Tories fall into Sturgeon’s trap

This weekend, Nicola Sturgeon declared “I detest the Tories”. This wasn’t a slip up. It was deliberate. It was tactical. And it worked. Here’s how…

Disastrous polls for the Tories = bad for the SNP

A recent poll of Scottish voters, like polls across the UK, shows the Tories in freefall. The SNP won’t say this openly but that is potential bad news for them because it puts two valuable types of SNP voters at risk of wandering off.

One of those two voter types is the ‘anti-tory independence supporter’. These voters aren’t motivated by high-minded theoretical stuff about sovereignty. They are motivated by practicality and see independence as an available tool for ending Tory rule.  

The second voter type is simply the anti-tory voter. These voters aren’t motivated by independence (poll after poll shows many SNP voters don’t particularly care about it, in case you were wondering). These voters vote SNP just to beat Tories because the SNP have been better able to do that in Scotland since at least 2014 (when Labour collapsed after sharing a referendum platform with the Tories).

Both of these voter types are likely to be less motivated to vote SNP now that Tory rule looks like it will end soon.

Improving polls for Labour = bad for the SNP too

The disastrous polls for the Tories have also been good for Labour, who have shot up in popularity in both Scotland and the wider UK.

If Labour look set to be the next UK government (and they do), the anti-Tory independence voters have less motivation to support independence or vote SNP, since Tory rule is on the way out anyway. At the same time, the general anti-Tory voters may feel they can risk voting for other parties they prefer to the SNP – not least Labour itself – now that the risk of Tories winning is reduced to almost nothing.

This a particular concern to the SNP after fifteen years in office building up baggage that has often been overlooked by voters only because most Scots feel the Tories in Westminster are worse.

This was the context in which Nicola Sturgeon, by far the cleverest senior politician of any party in the UK over the last decade, played her winning hand.

“I detest the Tories”

It is fair to say the Tories right now are not politically very canny. We could be generous and suggest this is because a new Tory team just hasn’t got into gear. Or we could be less generous and say even a new team shouldn’t have screwed up basic stuff like failing to check the prudence box ahead of a budget event, or inadequately briefing the PM on her own policies ahead of a local radio round.

Either way, the Tories being poor at politics right now is the most crucial context in which Sturgeon said four magic words to get the Tories to do her campaigning for her.

From newspaper headlines to radio and TV chat shows, Tories exclaimed their horror at her using divisive language about them. The Scottish Tories even created and promoted a social media advert with a picture of Sturgeon and her infamous line. So Sturgeon literally had Tories spending Tory budgets to promote the SNP’s credentials to anti-Tory Scots.
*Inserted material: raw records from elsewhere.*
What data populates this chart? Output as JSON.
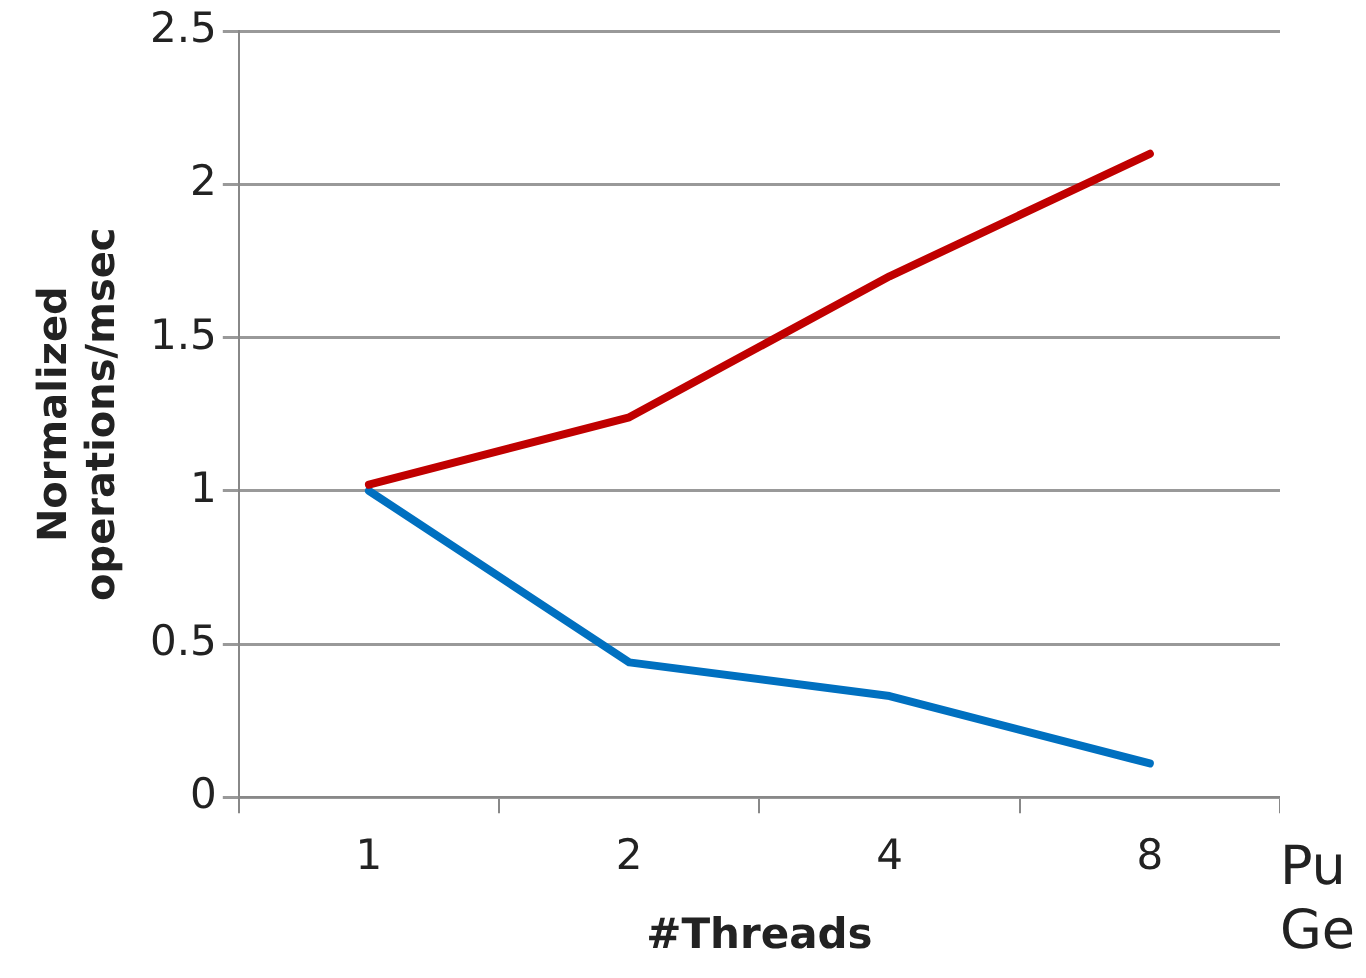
{
  "chart_data": {
    "type": "line",
    "xlabel": "#Threads",
    "ylabel": "Normalized operations/msec",
    "categories": [
      "1",
      "2",
      "4",
      "8"
    ],
    "series": [
      {
        "color": "#c00000",
        "values": [
          1.02,
          1.24,
          1.7,
          2.1
        ]
      },
      {
        "color": "#0070c0",
        "values": [
          1.0,
          0.44,
          0.33,
          0.11
        ]
      }
    ],
    "ylim": [
      0,
      2.5
    ],
    "yticks": [
      0,
      0.5,
      1,
      1.5,
      2,
      2.5
    ],
    "grid": "y",
    "legend": false,
    "marker": "none",
    "line_style": "solid",
    "annotations": [
      "Pu",
      "Ge"
    ]
  }
}
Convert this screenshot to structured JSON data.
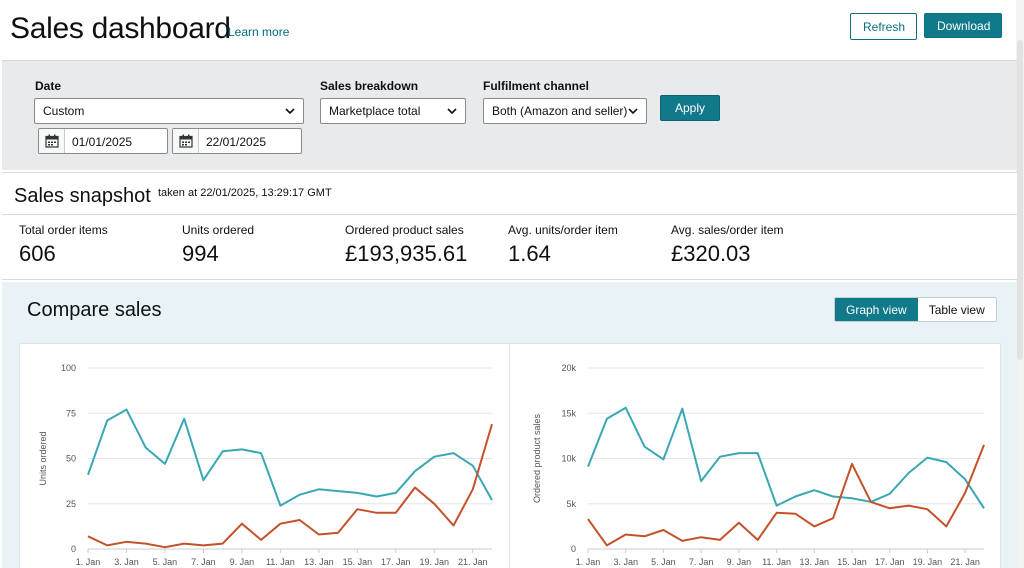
{
  "header": {
    "title": "Sales dashboard",
    "learn_more": "Learn more",
    "refresh_label": "Refresh",
    "download_label": "Download"
  },
  "filters": {
    "date_label": "Date",
    "date_select": "Custom",
    "start_date": "01/01/2025",
    "end_date": "22/01/2025",
    "breakdown_label": "Sales breakdown",
    "breakdown_value": "Marketplace total",
    "channel_label": "Fulfilment channel",
    "channel_value": "Both (Amazon and seller)",
    "apply_label": "Apply"
  },
  "snapshot": {
    "title": "Sales snapshot",
    "taken": "taken at 22/01/2025, 13:29:17 GMT",
    "metrics": [
      {
        "label": "Total order items",
        "value": "606"
      },
      {
        "label": "Units ordered",
        "value": "994"
      },
      {
        "label": "Ordered product sales",
        "value": "£193,935.61"
      },
      {
        "label": "Avg. units/order item",
        "value": "1.64"
      },
      {
        "label": "Avg. sales/order item",
        "value": "£320.03"
      }
    ]
  },
  "compare": {
    "title": "Compare sales",
    "graph_view": "Graph view",
    "table_view": "Table view"
  },
  "colors": {
    "teal_series": "#3aa7b4",
    "orange_series": "#c4512a",
    "accent": "#10798a"
  },
  "chart_data": [
    {
      "type": "line",
      "ylabel": "Units ordered",
      "ylim": [
        0,
        100
      ],
      "yticks": [
        "0",
        "25",
        "50",
        "75",
        "100"
      ],
      "x_tick_labels": [
        "1. Jan",
        "3. Jan",
        "5. Jan",
        "7. Jan",
        "9. Jan",
        "11. Jan",
        "13. Jan",
        "15. Jan",
        "17. Jan",
        "19. Jan",
        "21. Jan"
      ],
      "x": [
        1,
        2,
        3,
        4,
        5,
        6,
        7,
        8,
        9,
        10,
        11,
        12,
        13,
        14,
        15,
        16,
        17,
        18,
        19,
        20,
        21,
        22
      ],
      "series": [
        {
          "color": "#3aa7b4",
          "values": [
            41,
            71,
            77,
            56,
            47,
            72,
            38,
            54,
            55,
            53,
            24,
            30,
            33,
            32,
            31,
            29,
            31,
            43,
            51,
            53,
            46,
            27
          ]
        },
        {
          "color": "#c4512a",
          "values": [
            7,
            2,
            4,
            3,
            1,
            3,
            2,
            3,
            14,
            5,
            14,
            16,
            8,
            9,
            22,
            20,
            20,
            34,
            25,
            13,
            33,
            69
          ]
        }
      ]
    },
    {
      "type": "line",
      "ylabel": "Ordered product sales",
      "ylim": [
        0,
        20000
      ],
      "yticks": [
        "0",
        "5k",
        "10k",
        "15k",
        "20k"
      ],
      "x_tick_labels": [
        "1. Jan",
        "3. Jan",
        "5. Jan",
        "7. Jan",
        "9. Jan",
        "11. Jan",
        "13. Jan",
        "15. Jan",
        "17. Jan",
        "19. Jan",
        "21. Jan"
      ],
      "x": [
        1,
        2,
        3,
        4,
        5,
        6,
        7,
        8,
        9,
        10,
        11,
        12,
        13,
        14,
        15,
        16,
        17,
        18,
        19,
        20,
        21,
        22
      ],
      "series": [
        {
          "color": "#3aa7b4",
          "values": [
            9100,
            14400,
            15600,
            11300,
            9900,
            15500,
            7500,
            10200,
            10600,
            10600,
            4800,
            5800,
            6500,
            5800,
            5600,
            5200,
            6100,
            8400,
            10100,
            9600,
            7700,
            4500
          ]
        },
        {
          "color": "#c4512a",
          "values": [
            3300,
            400,
            1600,
            1400,
            2100,
            900,
            1300,
            1000,
            2900,
            1000,
            4000,
            3900,
            2500,
            3400,
            9400,
            5200,
            4500,
            4800,
            4400,
            2500,
            6200,
            11500
          ]
        }
      ]
    }
  ]
}
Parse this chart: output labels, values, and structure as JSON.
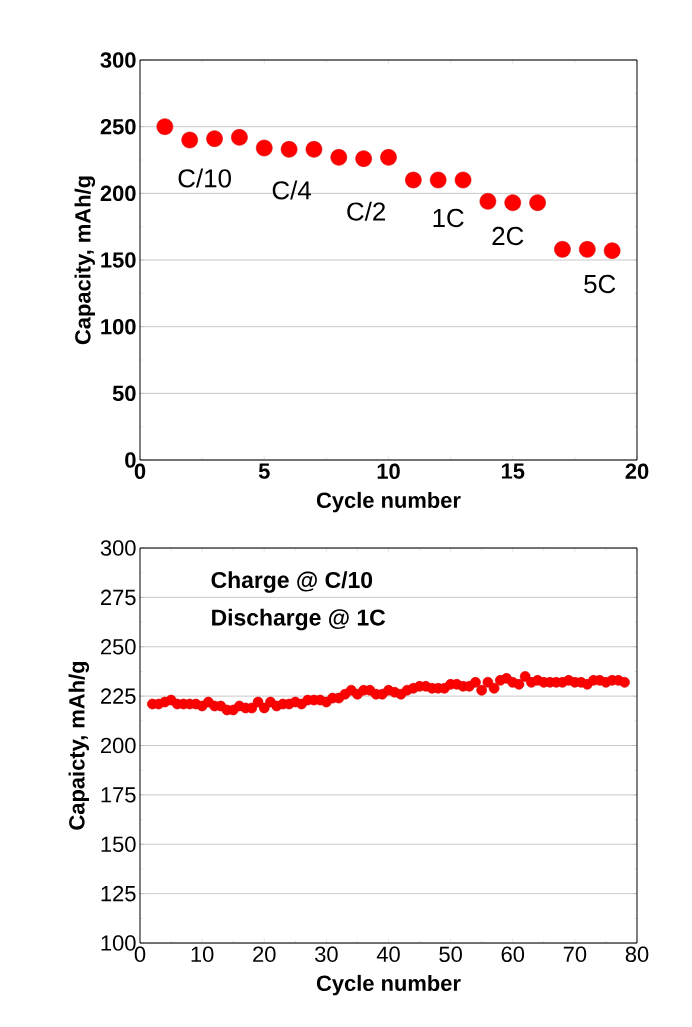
{
  "chart_data": [
    {
      "type": "scatter",
      "xlabel": "Cycle number",
      "ylabel": "Capacity, mAh/g",
      "color": "#ff0000",
      "marker": "circle",
      "grid": "y",
      "x": [
        1,
        2,
        3,
        4,
        5,
        6,
        7,
        8,
        9,
        10,
        11,
        12,
        13,
        14,
        15,
        16,
        17,
        18,
        19
      ],
      "values": [
        250,
        240,
        241,
        242,
        234,
        233,
        233,
        227,
        226,
        227,
        210,
        210,
        210,
        194,
        193,
        193,
        158,
        158,
        157
      ],
      "xlim": [
        0,
        20
      ],
      "ylim": [
        0,
        300
      ],
      "xticks": [
        0,
        5,
        10,
        15,
        20
      ],
      "yticks": [
        0,
        50,
        100,
        150,
        200,
        250,
        300
      ],
      "annotations": [
        "C/10",
        "C/4",
        "C/2",
        "1C",
        "2C",
        "5C"
      ]
    },
    {
      "type": "scatter",
      "xlabel": "Cycle number",
      "ylabel": "Capaicty, mAh/g",
      "color": "#ff0000",
      "marker": "circle",
      "grid": "y",
      "x": [
        2,
        3,
        4,
        5,
        6,
        7,
        8,
        9,
        10,
        11,
        12,
        13,
        14,
        15,
        16,
        17,
        18,
        19,
        20,
        21,
        22,
        23,
        24,
        25,
        26,
        27,
        28,
        29,
        30,
        31,
        32,
        33,
        34,
        35,
        36,
        37,
        38,
        39,
        40,
        41,
        42,
        43,
        44,
        45,
        46,
        47,
        48,
        49,
        50,
        51,
        52,
        53,
        54,
        55,
        56,
        57,
        58,
        59,
        60,
        61,
        62,
        63,
        64,
        65,
        66,
        67,
        68,
        69,
        70,
        71,
        72,
        73,
        74,
        75,
        76,
        77,
        78
      ],
      "values": [
        221,
        221,
        222,
        223,
        221,
        221,
        221,
        221,
        220,
        222,
        220,
        220,
        218,
        218,
        220,
        219,
        219,
        222,
        219,
        222,
        220,
        221,
        221,
        222,
        221,
        223,
        223,
        223,
        222,
        224,
        224,
        226,
        228,
        226,
        228,
        228,
        226,
        226,
        228,
        227,
        226,
        228,
        229,
        230,
        230,
        229,
        229,
        229,
        231,
        231,
        230,
        230,
        232,
        228,
        232,
        229,
        233,
        234,
        232,
        231,
        235,
        232,
        233,
        232,
        232,
        232,
        232,
        233,
        232,
        232,
        231,
        233,
        233,
        232,
        233,
        233,
        232
      ],
      "xlim": [
        0,
        80
      ],
      "ylim": [
        100,
        300
      ],
      "xticks": [
        0,
        10,
        20,
        30,
        40,
        50,
        60,
        70,
        80
      ],
      "yticks": [
        100,
        125,
        150,
        175,
        200,
        225,
        250,
        275,
        300
      ],
      "annotations": [
        "Charge @ C/10",
        "Discharge @ 1C"
      ]
    }
  ]
}
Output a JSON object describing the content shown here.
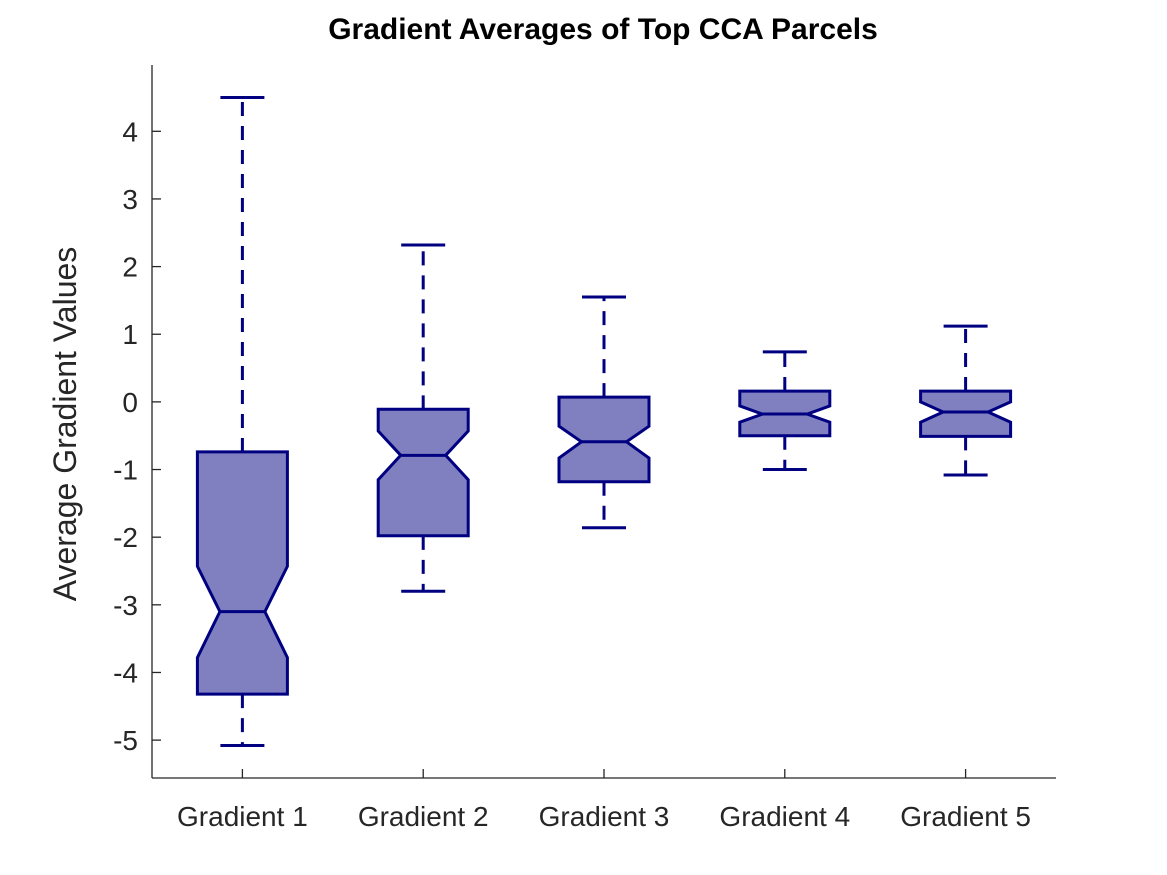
{
  "chart_data": {
    "type": "box",
    "title": "Gradient Averages of Top CCA Parcels",
    "xlabel": "",
    "ylabel": "Average Gradient Values",
    "categories": [
      "Gradient 1",
      "Gradient 2",
      "Gradient 3",
      "Gradient 4",
      "Gradient 5"
    ],
    "boxes": [
      {
        "whisker_low": -5.08,
        "q1": -4.32,
        "notch_low": -3.78,
        "median": -3.1,
        "notch_high": -2.43,
        "q3": -0.74,
        "whisker_high": 4.5
      },
      {
        "whisker_low": -2.8,
        "q1": -1.98,
        "notch_low": -1.15,
        "median": -0.79,
        "notch_high": -0.43,
        "q3": -0.11,
        "whisker_high": 2.32
      },
      {
        "whisker_low": -1.86,
        "q1": -1.18,
        "notch_low": -0.83,
        "median": -0.59,
        "notch_high": -0.36,
        "q3": 0.07,
        "whisker_high": 1.55
      },
      {
        "whisker_low": -1.0,
        "q1": -0.5,
        "notch_low": -0.3,
        "median": -0.18,
        "notch_high": -0.06,
        "q3": 0.16,
        "whisker_high": 0.74
      },
      {
        "whisker_low": -1.08,
        "q1": -0.51,
        "notch_low": -0.3,
        "median": -0.15,
        "notch_high": 0.0,
        "q3": 0.16,
        "whisker_high": 1.12
      }
    ],
    "yticks": [
      -5,
      -4,
      -3,
      -2,
      -1,
      0,
      1,
      2,
      3,
      4
    ],
    "ylim": [
      -5.56,
      4.98
    ],
    "colors": {
      "box_fill": "#8080c0",
      "box_edge": "#000080",
      "axis": "#262626",
      "title": "#000000"
    },
    "grid": false,
    "notched": true,
    "legend": "none"
  }
}
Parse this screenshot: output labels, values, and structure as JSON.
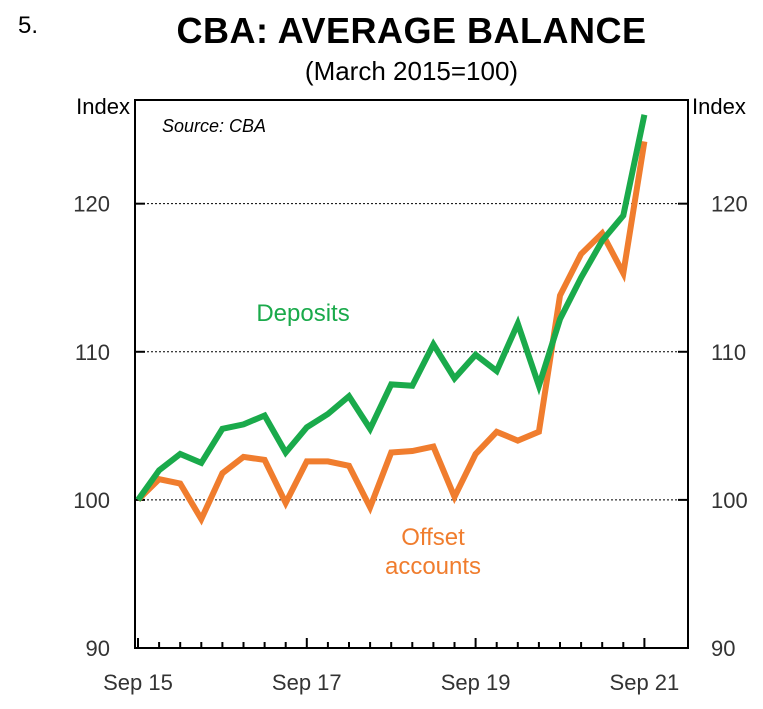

Zero downside for Sturgeon

Attacking Labour this way might have harmed Sturgeon and the SNP. After all, it might have alienated Labourish voters who tactically vote SNP to beat local Tories. It would also have given Labour a powerful moral decency angle that plays well with some voters who dislike such awful divisive language.

But against the Tories, no such risks exist. The SNP attracts very few Toryish voters anywhere in Scotland these days – having become the main anti-tory party and still being very much the most significant pro-remain option in Scotland.

Similarly, Tory attempts to play a moral decency card over divisive language is an obvious busted flush with voters who have been called “traitors”, “citizens of nowhere”, “tank-topped bumboys” and so on by Tory leaders for years. Indeed, a bit of “payback” to the Tories probably feels quite good for those millions of voters, which might give Sturgeon another boost.